第32話下剋上を狙う俺だが

「今日も暑くなりそうね」




 家の裏手のやや離れた所にある家庭菜園では夏野菜が育ち、太陽を浴びて瑞々しい光沢を放っている。




 メディアレナが水やりをする傍ら、茎を1つ1つ鋏で切り取って重たげに実った野菜を地面に置いた籠に収穫する。




「美味しそう」




 籠の中を覗いた彼女が、タモという赤い野菜を取り出し、盥たらいに張った水の中で軽く洗ってかじりついた。


 水気の多いタモは煮込み料理に使ってもいいが、皮が薄くて甘味があり、そのまま食べても美味い。

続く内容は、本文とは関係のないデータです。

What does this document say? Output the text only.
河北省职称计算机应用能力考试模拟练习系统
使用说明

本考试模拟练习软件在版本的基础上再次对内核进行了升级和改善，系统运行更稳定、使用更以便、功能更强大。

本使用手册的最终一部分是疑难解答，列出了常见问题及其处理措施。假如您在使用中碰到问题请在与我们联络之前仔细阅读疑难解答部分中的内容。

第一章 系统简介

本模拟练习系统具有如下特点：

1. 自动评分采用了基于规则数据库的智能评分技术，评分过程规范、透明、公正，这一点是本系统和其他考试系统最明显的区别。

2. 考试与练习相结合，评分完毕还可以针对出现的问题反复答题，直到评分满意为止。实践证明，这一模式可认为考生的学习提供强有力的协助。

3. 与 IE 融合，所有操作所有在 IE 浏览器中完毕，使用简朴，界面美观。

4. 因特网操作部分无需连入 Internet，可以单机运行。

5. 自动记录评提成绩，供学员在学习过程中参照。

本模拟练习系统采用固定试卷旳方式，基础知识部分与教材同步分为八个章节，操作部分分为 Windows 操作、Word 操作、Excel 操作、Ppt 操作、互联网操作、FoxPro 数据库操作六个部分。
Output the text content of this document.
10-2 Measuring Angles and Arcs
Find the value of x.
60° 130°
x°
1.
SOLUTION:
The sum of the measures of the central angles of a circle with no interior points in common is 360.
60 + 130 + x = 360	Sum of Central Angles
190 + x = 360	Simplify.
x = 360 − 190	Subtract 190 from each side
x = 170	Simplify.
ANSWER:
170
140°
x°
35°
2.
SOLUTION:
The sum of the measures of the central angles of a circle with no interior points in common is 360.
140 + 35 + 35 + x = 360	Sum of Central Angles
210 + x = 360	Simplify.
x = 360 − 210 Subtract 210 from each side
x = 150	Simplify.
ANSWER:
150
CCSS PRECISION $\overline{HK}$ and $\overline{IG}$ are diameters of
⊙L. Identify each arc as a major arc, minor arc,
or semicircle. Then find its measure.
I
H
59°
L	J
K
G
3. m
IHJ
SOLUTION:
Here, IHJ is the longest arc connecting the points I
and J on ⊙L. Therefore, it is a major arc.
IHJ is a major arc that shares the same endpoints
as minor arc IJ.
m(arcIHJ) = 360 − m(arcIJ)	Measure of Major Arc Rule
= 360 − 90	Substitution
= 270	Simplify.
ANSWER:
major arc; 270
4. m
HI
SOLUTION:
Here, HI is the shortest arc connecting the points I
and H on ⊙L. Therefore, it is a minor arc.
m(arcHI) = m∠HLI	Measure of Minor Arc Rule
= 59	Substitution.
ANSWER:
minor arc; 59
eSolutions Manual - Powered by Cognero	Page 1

 袖の無いワンピースに日除けのショールと帽子を被ったメディアレナが、溢れた汁が顎を伝うのを指で拭き取り、赤い舌で唇を舐める。


 なんかエロいぞ。




「……………………」




 鋏を持つ手を止め、彼女の扇情的な仕草に見入っていた俺だったが、視線に気付いた彼女がもう1つタモを手にした。




「リトも食べる?」


「はい」




 手渡されたタモにかぶりつくと、ジュワッと汁が溢れた。




「………………メディアレナ様」


「ん?」




 手首を滴る汁を舐めながら、彼女が目だけをこちらに向けた。俺はその姿を視界に入れただけで、体の奥底からゾクゾクと震えて堪らなくなる。


 だが、目を奪われているわけにはいかない。




「き、今日、僕と勝負してくれませんか?」


「そういえば最近修行してなかったわね」


「いえ、修行ではなく勝負をして欲しいんです」




 歩み寄り彼女の前に立つと、俺は真っ直ぐに青い瞳を見つめた。あの夜、精霊達に囲まれるメディアレナを見て、俺は自分の気持ちに整理がついた。


 だから、実行に移す。




「僕は魔法石を使用しません。剣だけで、あなたの魔法と勝負がしたい」


「………………リト?」




 真剣な俺の表情にメディアレナは驚いたようだったが、やがて唇の端を上げて、俺を同じだけ真摯に見返した。




「もしリトが勝ったら、望むものでもあるの?」


「はい」


「真剣勝負を挑むぐらいの望みなんて余程のことね。それは何?」




 面白そうに問う彼女から目を逸らさないように、己を奮い立たせる。




「今は言えません。ですが僕が勝ったら、どんなことでも必ず願いを聞くと約束して下さい」


「いいわよ。でも勝負と言うからには私は本気を出す。あなたが怪我をするかもしれない。それでもいいの?」




 睨むように彼女を見据えて頷いた。




「望むところです」




 **************************




 手入れした刃は、銀というよりは薄い黒をして、角度によっては青にも見える。


 在学中、自分の体格や力に合わせて注文して作らせた愛用の剣。これからの身体的成長を見越して長く使用する為にと作らせた為、最初手にした時は重く感じたものだった。


 それが、今とてもしっくりと馴染んでいる。




 美しい刃紋が浮かぶ刀身に、唇を引き結んだ少年が映っている。前世の容姿とは似ても似つかぬ姿で、際立って整っているわけではない自分。


 少しだけ剣が使えて、家事もできる平凡な人間だ。




 だがそんな俺にも譲れないものがある。


 俺は、唯一つの魂をずっと愛している。アリシアを想う深さで、メディアレナを想う。その想いの強さだけは負けない。


 彼女を知って傍らで見続けて、その気持ちは益々深くなっていく、見守るだけでは辛いほどに。




 だから、魔女と弟子の関係に区切りを付けようと思う。




「リト、準備はいい?」




 日の沈むのか遅くなった。


 昼間のうだるような暑さが抜けた夕暮れの野で、魔女は普段と変わらないワンピース姿で、散歩にでもやって来たかのような気軽さだ。


 対して俺は、愛用の剣の切っ先をメディアレナへと向けて構える。




 彼女を傷付けることを恐れて手を抜けば、こちらが痛い目をみるのは修行の過程で身に染みて理解している。


 それに彼女は、本気を出すと俺にはっきりと警告した。警告は、勝負と俺の真剣さに対する誠意の表れだろう。


 だから、いや元より俺は、願いを叶えるために死ぬ気で戦う。




「メディアレナ様、覚悟はいいですか?」




 俺は深呼吸を1つして、地を蹴った。